Les citoyens de couleur ne craignent donc pas les efforts
impuissants des ennemis, que l'amour-propre et la cupidité pourraient leur
susciter. La loi constitutionnelle de l'Etat leur est un garant assuré du
succès qu'ils doivent obtenir. L'Assemblée des législateurs français ne peut point
hésiter ; elle ne saurait varier dans ses principes.

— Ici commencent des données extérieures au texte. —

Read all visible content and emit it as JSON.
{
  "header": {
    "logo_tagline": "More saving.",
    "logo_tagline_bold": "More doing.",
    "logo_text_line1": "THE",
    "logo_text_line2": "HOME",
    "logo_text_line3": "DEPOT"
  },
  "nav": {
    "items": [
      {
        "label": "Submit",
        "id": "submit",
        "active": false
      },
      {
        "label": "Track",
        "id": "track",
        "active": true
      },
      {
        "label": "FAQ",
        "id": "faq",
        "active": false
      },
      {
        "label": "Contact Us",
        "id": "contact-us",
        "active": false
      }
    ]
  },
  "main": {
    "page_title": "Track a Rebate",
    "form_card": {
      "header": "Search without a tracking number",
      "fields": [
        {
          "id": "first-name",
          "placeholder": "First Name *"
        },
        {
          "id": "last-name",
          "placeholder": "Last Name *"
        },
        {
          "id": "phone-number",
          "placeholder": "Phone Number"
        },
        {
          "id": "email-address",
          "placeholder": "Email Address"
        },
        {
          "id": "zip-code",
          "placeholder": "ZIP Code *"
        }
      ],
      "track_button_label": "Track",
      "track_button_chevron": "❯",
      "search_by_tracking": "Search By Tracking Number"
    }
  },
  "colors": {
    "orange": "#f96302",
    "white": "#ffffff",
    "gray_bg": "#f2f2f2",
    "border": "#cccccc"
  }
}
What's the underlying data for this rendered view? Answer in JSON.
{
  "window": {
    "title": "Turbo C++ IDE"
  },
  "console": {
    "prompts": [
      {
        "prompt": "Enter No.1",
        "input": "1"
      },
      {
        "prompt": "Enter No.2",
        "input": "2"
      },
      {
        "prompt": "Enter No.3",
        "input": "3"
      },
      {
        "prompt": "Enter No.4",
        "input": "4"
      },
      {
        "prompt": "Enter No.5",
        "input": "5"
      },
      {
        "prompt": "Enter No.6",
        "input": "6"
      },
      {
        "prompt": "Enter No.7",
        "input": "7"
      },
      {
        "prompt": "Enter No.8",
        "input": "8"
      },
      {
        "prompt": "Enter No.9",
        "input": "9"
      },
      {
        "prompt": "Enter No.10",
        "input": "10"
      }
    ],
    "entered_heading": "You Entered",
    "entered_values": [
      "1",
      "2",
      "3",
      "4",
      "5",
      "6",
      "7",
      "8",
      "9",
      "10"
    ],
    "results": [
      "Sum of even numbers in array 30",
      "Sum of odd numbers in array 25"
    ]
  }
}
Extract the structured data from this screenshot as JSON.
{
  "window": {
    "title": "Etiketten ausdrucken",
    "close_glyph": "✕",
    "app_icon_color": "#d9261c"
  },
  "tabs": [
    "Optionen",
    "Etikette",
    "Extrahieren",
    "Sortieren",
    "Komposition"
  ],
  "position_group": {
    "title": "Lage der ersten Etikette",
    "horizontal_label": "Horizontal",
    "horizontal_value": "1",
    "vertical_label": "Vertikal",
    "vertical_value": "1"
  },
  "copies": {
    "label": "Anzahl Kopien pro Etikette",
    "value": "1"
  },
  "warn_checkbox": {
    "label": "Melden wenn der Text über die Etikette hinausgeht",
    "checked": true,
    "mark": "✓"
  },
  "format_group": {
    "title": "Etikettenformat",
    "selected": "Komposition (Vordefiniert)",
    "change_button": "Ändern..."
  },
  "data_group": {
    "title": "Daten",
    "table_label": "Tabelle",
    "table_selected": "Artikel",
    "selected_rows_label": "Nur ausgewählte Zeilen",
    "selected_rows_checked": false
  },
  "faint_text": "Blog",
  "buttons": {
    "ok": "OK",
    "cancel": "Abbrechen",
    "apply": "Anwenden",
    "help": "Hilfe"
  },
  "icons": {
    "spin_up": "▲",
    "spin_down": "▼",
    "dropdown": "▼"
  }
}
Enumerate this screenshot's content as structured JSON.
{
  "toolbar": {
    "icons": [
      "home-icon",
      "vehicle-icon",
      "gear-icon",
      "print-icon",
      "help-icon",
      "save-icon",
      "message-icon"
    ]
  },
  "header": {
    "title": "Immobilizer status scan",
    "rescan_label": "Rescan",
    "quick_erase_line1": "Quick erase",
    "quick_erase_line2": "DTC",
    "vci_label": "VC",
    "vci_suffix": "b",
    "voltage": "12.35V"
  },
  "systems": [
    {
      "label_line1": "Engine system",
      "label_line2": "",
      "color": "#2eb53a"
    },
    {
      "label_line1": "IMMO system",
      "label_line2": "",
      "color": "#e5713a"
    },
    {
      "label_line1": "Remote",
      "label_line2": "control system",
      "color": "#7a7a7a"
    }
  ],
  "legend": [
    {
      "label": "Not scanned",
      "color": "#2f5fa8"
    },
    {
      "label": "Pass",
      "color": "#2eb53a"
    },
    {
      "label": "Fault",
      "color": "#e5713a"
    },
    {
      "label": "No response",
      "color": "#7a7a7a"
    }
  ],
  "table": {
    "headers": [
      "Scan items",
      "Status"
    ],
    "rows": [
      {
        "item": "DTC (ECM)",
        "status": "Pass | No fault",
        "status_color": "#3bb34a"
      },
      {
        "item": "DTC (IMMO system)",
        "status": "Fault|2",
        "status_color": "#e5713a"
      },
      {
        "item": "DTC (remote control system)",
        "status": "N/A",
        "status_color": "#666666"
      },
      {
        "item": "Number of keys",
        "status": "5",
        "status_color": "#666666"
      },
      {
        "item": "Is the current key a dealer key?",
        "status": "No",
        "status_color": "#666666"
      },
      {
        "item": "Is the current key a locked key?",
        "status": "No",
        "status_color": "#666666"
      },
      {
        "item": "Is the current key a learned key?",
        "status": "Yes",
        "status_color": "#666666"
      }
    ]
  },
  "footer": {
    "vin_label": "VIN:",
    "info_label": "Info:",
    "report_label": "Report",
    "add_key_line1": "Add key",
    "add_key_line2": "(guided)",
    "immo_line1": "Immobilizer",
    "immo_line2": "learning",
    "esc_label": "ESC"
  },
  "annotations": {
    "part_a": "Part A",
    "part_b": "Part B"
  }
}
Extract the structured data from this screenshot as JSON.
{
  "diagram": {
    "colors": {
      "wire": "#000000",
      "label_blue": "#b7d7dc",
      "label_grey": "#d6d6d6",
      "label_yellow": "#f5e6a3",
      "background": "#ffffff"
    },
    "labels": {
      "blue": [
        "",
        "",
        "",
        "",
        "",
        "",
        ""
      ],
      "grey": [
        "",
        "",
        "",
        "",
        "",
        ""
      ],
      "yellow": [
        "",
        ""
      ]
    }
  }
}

Cependant, Messieurs, on fait aux citoyens de couleur deux
objections qui méritent d'être examinées.
PREMIÈRE OBJECTION.
On prétend que les colonies, ayant presque toutes des
députés à l'Assemblée nationale, sont suffisamment représentées. On observe
que, dans les contrées, surtout comme Saint-Domingue, la Martinique, la
Guadeloupe, où l'on n'a jamais connu la distinction d'ordres qui régnait en
France ; où, comme le disaient les prétendus commissaires de Saint-Domingue
(lorsqu'ils disposaient à leur gré de celte importante colonie, lorsqu'ils
avaient le courage de hasarder, à cet égard, toutes les allégations qui
paraissaient les plus favorables à leur cause), «les habitants sont tous
propriétaires, tous égaux, tous soldats, tous officiers, tous nobles, » il
importe peu dans quelle classe les députés aient été choisis (1).
(1) Voyez cette foule d'écrits que de prétendus commissaires
de Saint-Domingue ont fait paraître pour parvenir à leur admission. Voyez
surtout leur Lettre au Roi, du mois d'août 1788.
Vous connaissez, Messieurs, cette première objection, et
vous y avez répondu d'avance.
Sans doute la distinction d'ordres n'existait pas dans nos colonies ; et, sous ce point de vue, les prétendus commissaires de
Saint-Domingue pouvaient avoir raison, lorsqu'il s'agissait uniquement d'élire,
comme ils l'ont fait, les députés des colons blancs.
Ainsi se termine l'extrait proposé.